Rencana pemerintah memasukkan pelajaran coding dan kecerdasan buatan (AI) ke dalam kurikulum nasional mulai tahun ajaran 2025/2026 patut diapresiasi. Langkah ini menunjukkan bahwa dunia pendidikan Indonesia mulai menyesuaikan diri dengan kebutuhan zaman. Namun, di balik semangat mengejar kemajuan teknologi, muncul kekhawatiran baru: jangan sampai kemudahan yang ditawarkan AI justru membuat generasi muda kita kehilangan semangat berpikir, membaca, dan belajar secara mendalam.
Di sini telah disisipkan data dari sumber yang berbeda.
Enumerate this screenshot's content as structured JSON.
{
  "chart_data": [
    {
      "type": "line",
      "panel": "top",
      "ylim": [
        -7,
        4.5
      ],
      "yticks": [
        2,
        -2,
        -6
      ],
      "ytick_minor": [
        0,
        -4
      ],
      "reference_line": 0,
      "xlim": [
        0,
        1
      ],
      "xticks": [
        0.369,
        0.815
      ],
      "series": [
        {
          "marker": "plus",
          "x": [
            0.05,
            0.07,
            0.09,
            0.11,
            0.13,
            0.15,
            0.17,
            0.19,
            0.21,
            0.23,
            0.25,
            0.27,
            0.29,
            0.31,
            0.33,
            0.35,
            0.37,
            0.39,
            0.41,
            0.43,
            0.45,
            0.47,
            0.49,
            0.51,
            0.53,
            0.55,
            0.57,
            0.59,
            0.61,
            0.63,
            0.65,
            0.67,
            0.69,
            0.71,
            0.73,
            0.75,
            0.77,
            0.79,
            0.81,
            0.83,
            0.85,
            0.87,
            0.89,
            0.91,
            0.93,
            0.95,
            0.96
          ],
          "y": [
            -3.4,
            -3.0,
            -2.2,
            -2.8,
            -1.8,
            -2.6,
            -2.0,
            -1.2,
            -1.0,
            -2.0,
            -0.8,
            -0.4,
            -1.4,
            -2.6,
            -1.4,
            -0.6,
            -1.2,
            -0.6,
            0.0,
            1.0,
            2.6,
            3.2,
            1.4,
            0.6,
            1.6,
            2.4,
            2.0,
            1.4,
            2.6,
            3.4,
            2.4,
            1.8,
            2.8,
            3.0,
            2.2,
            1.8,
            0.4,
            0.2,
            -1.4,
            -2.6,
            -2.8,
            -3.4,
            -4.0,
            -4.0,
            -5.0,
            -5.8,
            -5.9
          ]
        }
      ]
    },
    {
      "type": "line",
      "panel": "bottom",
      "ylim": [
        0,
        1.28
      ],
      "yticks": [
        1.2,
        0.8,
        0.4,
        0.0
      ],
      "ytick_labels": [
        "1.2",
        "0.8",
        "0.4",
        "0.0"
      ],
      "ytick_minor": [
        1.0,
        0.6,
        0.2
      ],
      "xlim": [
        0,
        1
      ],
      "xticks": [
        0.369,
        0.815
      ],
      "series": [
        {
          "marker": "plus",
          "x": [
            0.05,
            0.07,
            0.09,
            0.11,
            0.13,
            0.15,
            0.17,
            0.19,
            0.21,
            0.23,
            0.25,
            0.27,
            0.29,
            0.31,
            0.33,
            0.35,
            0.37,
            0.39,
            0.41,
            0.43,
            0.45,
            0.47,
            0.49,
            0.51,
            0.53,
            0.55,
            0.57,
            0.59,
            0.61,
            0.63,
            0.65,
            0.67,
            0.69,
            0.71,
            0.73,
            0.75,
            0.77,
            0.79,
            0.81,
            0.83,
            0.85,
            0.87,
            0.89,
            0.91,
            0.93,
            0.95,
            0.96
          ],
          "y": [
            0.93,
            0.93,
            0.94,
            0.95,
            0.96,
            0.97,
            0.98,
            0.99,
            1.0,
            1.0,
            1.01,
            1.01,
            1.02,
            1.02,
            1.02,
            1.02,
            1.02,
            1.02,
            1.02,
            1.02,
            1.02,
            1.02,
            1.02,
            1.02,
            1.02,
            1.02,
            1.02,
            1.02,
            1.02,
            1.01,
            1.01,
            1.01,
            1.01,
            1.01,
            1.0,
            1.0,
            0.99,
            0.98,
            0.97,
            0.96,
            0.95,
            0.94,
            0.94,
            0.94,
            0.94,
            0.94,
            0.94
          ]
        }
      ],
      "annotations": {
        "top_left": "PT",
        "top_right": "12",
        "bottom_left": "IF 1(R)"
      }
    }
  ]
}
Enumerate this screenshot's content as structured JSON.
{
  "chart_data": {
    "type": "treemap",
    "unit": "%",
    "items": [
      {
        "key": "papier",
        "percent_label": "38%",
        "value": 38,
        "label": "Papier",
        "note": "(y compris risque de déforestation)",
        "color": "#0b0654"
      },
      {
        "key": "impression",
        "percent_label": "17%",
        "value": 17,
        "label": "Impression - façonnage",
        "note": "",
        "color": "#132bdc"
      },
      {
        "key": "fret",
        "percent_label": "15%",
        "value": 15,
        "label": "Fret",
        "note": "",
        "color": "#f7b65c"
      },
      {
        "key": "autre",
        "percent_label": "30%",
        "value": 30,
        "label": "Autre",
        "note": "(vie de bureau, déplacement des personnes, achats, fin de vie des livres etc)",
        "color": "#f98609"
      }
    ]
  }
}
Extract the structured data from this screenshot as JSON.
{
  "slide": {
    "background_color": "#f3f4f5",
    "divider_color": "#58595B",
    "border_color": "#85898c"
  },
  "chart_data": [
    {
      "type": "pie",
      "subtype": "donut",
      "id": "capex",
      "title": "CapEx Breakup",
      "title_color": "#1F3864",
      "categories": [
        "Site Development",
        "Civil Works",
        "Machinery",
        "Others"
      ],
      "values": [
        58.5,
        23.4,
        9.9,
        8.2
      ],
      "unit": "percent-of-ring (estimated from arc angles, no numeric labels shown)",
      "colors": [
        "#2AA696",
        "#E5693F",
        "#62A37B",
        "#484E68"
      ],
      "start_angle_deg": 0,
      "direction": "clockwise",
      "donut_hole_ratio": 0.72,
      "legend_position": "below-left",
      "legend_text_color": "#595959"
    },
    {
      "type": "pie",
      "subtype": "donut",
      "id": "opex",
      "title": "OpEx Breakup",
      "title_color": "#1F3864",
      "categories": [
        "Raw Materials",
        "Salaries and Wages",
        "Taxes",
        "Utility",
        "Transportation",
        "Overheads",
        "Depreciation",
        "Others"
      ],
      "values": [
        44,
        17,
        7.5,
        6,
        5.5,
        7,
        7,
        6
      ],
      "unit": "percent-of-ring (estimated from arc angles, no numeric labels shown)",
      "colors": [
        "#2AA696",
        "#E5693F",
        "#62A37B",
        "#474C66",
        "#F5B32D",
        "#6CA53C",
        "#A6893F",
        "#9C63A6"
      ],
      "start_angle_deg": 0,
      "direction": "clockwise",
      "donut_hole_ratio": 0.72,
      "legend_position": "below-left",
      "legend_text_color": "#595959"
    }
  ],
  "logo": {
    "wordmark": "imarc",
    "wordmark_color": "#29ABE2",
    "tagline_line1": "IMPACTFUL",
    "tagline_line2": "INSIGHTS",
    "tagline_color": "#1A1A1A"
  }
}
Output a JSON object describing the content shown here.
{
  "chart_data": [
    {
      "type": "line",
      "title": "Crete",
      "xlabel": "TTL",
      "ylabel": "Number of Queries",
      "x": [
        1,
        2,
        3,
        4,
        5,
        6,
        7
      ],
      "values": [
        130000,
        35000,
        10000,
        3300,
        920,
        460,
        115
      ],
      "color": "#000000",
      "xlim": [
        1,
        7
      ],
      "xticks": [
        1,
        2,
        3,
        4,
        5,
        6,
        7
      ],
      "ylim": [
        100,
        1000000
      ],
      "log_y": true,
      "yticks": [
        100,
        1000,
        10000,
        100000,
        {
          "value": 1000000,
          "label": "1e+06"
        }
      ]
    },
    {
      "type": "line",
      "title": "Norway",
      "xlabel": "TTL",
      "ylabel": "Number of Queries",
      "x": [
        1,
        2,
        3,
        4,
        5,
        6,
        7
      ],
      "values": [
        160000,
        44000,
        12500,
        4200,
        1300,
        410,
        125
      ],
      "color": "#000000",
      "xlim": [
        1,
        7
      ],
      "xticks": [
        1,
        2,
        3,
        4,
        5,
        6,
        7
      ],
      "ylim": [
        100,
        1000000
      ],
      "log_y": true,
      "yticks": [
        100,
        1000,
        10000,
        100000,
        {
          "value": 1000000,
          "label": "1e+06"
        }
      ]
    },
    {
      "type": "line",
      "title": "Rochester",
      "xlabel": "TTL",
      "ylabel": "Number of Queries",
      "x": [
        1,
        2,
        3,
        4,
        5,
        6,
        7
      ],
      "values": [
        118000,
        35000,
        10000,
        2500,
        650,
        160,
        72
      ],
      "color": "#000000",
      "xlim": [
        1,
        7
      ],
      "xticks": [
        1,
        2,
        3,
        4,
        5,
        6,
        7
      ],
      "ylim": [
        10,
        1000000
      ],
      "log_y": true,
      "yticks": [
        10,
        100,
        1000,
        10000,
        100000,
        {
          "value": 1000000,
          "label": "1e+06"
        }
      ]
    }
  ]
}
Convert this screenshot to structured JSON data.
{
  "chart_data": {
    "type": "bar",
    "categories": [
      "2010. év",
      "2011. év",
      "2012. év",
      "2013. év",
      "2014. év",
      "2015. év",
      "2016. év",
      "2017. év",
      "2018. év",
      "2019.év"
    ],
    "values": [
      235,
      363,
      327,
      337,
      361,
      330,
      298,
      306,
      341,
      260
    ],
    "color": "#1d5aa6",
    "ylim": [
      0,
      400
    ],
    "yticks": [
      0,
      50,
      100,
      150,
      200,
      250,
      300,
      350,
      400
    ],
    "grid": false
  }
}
Saat ini, penggunaan AI seperti ChatGPT, Gemini, atau Copilot di kalangan pelajar makin meluas. Berdasarkan laporan UNESCO (2023), penggunaan AI dalam pendidikan global meningkat lebih dari 35% pasca-pandemi. Di Indonesia, meskipun belum ada angka resmi, berbagai survei informal menunjukkan bahwa siswa dan mahasiswa mulai terbiasa menggunakan AI untuk menyelesaikan tugas — bahkan sering kali tanpa benar-benar memahami materi. Fenomena ini memunculkan tantangan serius: AI bisa jadi alat bantu belajar yang luar biasa, tapi juga bisa menjadi “mesin pemalas” jika digunakan tanpa arahan yang tepat. Anak-anak tidak perlu lagi membaca panjang lebar atau mencoba memahami soal; cukup ketik pertanyaan, dan AI akan menjawab. Praktis? Ya. Tapi proses berpikirnya jadi tumpul.
Dari sisi kesiapan, tantangan lain juga tak kalah besar. Menurut data Kemendikbudristek 2023, pelatihan teknologi digital baru menjangkau sekitar 200.000 guru. Padahal total guru aktif di Indonesia mencapai lebih dari 2,7 juta orang. Sementara itu, BPS mencatat hanya 66,25% rumah tangga Indonesia yang memiliki akses internet, dengan kesenjangan signifikan antara perkotaan dan pedesaan. Artinya, masih banyak sekolah yang bahkan belum punya infrastruktur dasar untuk mendukung pembelajaran berbasis teknologi. Belum lagi soal siapa yang akan mengajarkan AI dan coding ini. Sampai saat ini, belum semua guru TIK dibekali kurikulum baru yang sesuai, apalagi guru non-TIK. Data internal Pusdatin Kemendikbud menunjukkan hanya sekitar 30% guru yang merasa siap mengajar teknologi seperti coding.
Lebih ironis lagi, jika akses pembelajaran ini hanya bisa dinikmati oleh siswa-siswa di kota besar yang punya laptop dan internet cepat, maka AI justru memperlebar jurang ketimpangan. Siswa di daerah 3T akan tertinggal jauh, bukan karena tidak mampu, tetapi karena tidak diberi kesempatan yang sama.